Совершенно обыкновенный день

        “Гудки в телефонной трубке, напоминали позыв-ные пастушьих рожков”, - придумал Чистяков, словно сидел перед своей печатной машинкой.
    Со стены напротив, цинично и платоядно, смотрела плакатная Шарон Стоун, и вбирала Чистяковские зрачки себе между ног.

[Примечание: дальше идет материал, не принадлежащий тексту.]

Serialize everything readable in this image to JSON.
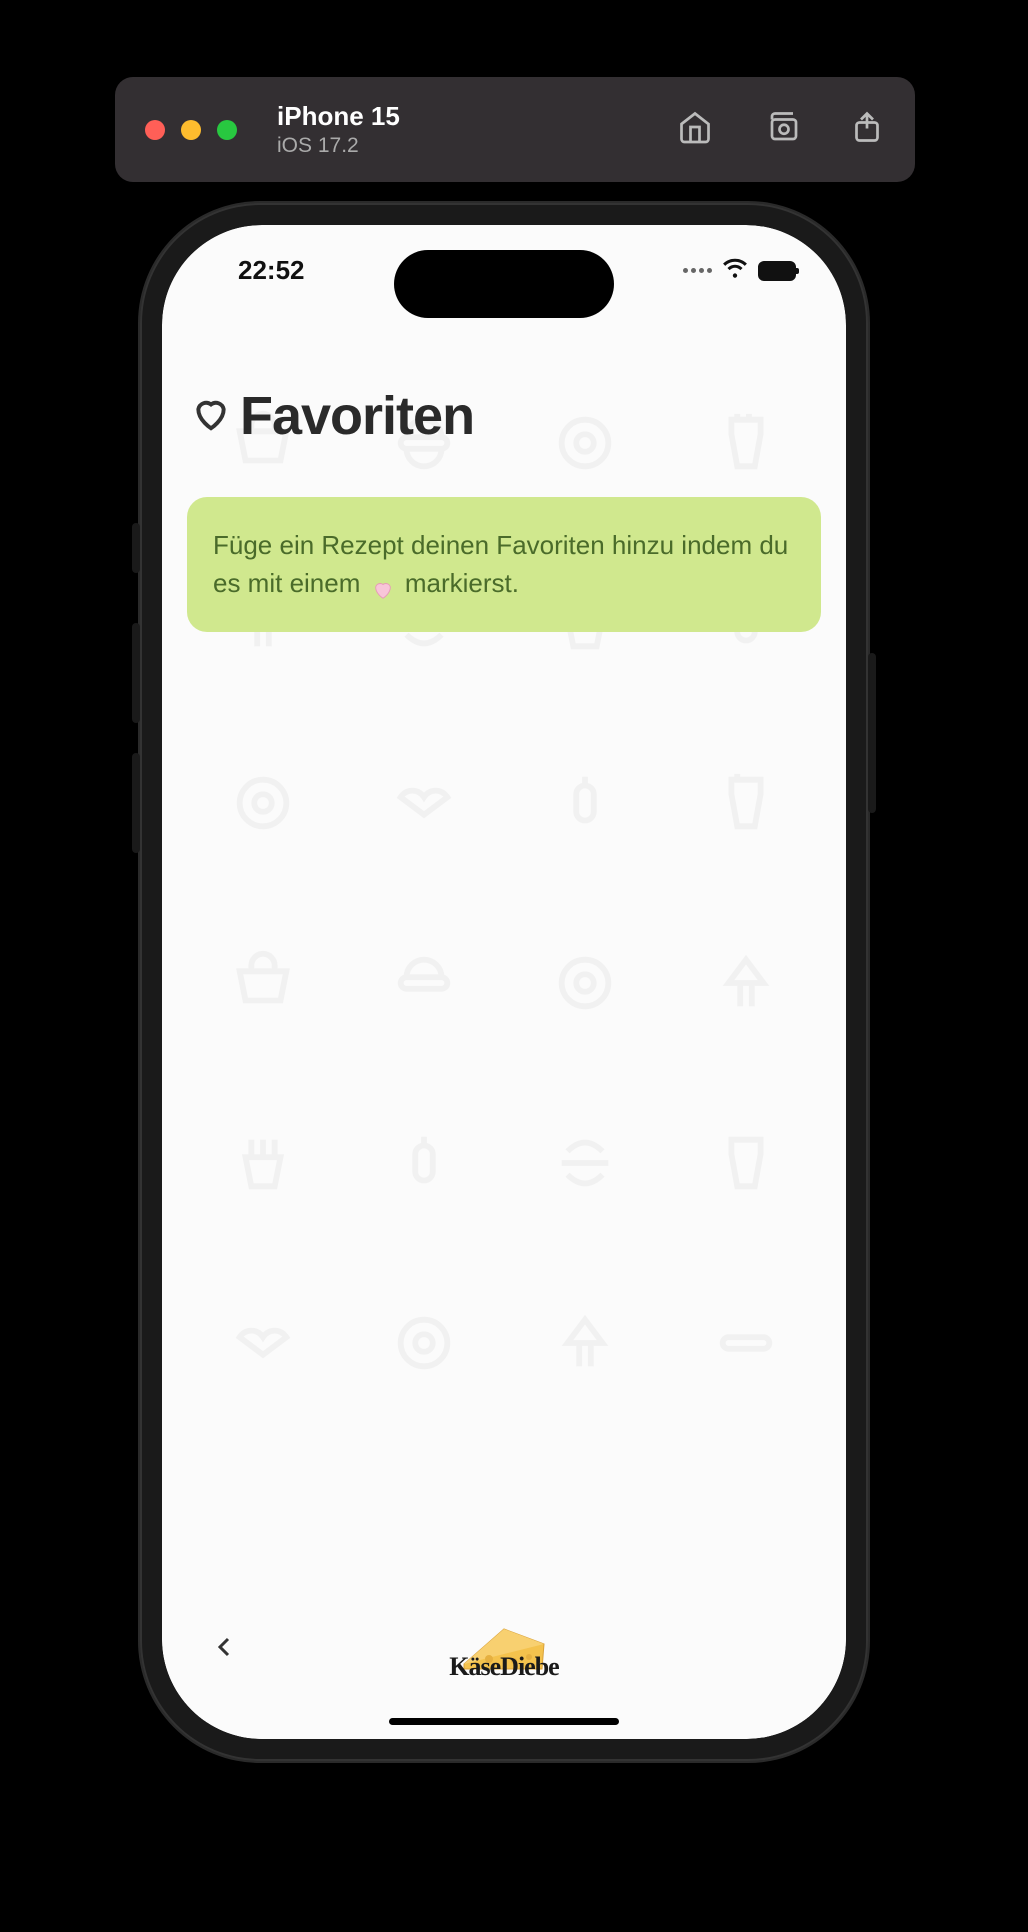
{
  "simulator": {
    "device": "iPhone 15",
    "os": "iOS 17.2"
  },
  "status": {
    "time": "22:52"
  },
  "page": {
    "title": "Favoriten"
  },
  "info": {
    "text_before": "Füge ein Rezept deinen Favoriten hinzu indem du es mit einem ",
    "text_after": " markierst."
  },
  "logo": {
    "text": "KäseDiebe"
  }
}
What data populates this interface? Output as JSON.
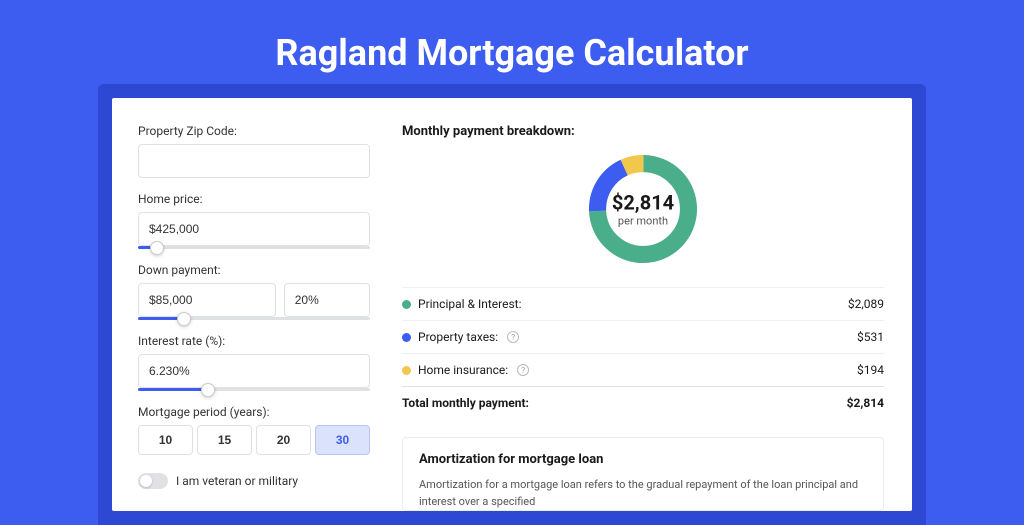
{
  "hero": {
    "title": "Ragland Mortgage Calculator"
  },
  "form": {
    "zip": {
      "label": "Property Zip Code:",
      "value": ""
    },
    "price": {
      "label": "Home price:",
      "value": "$425,000",
      "slider_pct": 8
    },
    "down": {
      "label": "Down payment:",
      "value": "$85,000",
      "pct": "20%",
      "slider_pct": 20
    },
    "rate": {
      "label": "Interest rate (%):",
      "value": "6.230%",
      "slider_pct": 30
    },
    "period": {
      "label": "Mortgage period (years):",
      "options": [
        "10",
        "15",
        "20",
        "30"
      ],
      "selected": "30"
    },
    "veteran": {
      "label": "I am veteran or military",
      "on": false
    }
  },
  "breakdown": {
    "title": "Monthly payment breakdown:",
    "total_value": "$2,814",
    "total_sub": "per month",
    "items": [
      {
        "label": "Principal & Interest:",
        "value": "$2,089",
        "color": "#4bae8b",
        "help": false
      },
      {
        "label": "Property taxes:",
        "value": "$531",
        "color": "#3d5cf0",
        "help": true
      },
      {
        "label": "Home insurance:",
        "value": "$194",
        "color": "#f2c84c",
        "help": true
      }
    ],
    "total_row": {
      "label": "Total monthly payment:",
      "value": "$2,814"
    }
  },
  "chart_data": {
    "type": "pie",
    "title": "Monthly payment breakdown",
    "series": [
      {
        "name": "Principal & Interest",
        "value": 2089,
        "color": "#4bae8b"
      },
      {
        "name": "Property taxes",
        "value": 531,
        "color": "#3d5cf0"
      },
      {
        "name": "Home insurance",
        "value": 194,
        "color": "#f2c84c"
      }
    ],
    "total": 2814,
    "center_label": "$2,814",
    "center_sub": "per month"
  },
  "amortization": {
    "title": "Amortization for mortgage loan",
    "text": "Amortization for a mortgage loan refers to the gradual repayment of the loan principal and interest over a specified"
  }
}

    На самом деле, гудки втекали в ухо из его собственного мобильного, а на другом конце Тель-Авива - Катерина ещё не добралась до зелёной,  лопоухой уродины, которую её маман называет “аппаратом”. Сорок лет бабе, за плечами преподование в МГИМО, выглядит, как Мурлин Мурло, а вот ведь, если подходит к телефону, так: “У аппарата!”. Слава богу, она сейчас на работе, моет банк перед открытием. Делать это она должна вечером, после закрытия банка, но вечером у неё расширяется диафрагма и она исчезает на улице Алленби, квартира 8, по коридору направо, третья сквозная комната, кровать посередине, резные рюшечки по её (кровати) границе. Собственно говоря,  Чистяков и познакомил Мурлин Мурло с Гиви. Со всей вытекающей отсюда осведомлённостью. Ей вообще-то везёт, Мурлин. В МГИМО везло с фамилией Бруменштейнберг, в банке везёт с администрацией, которая взирает на нарушение режимной уборки с чисто ашкеназийской рассудительностью. А то, как управляющий банком, Шломо, во время утренней “поломойки”,  уже тусуется в своём кабинете и даже изредка может предложить Мурлин десятиминутный перепихончик, в приватной обстановке перегороженной пластиком кассы,  так это в нём  3% марокканского сперматозоида бродит, в поисках ещё тёплой, и не до конца сомкнувшейся,  диафрагмы.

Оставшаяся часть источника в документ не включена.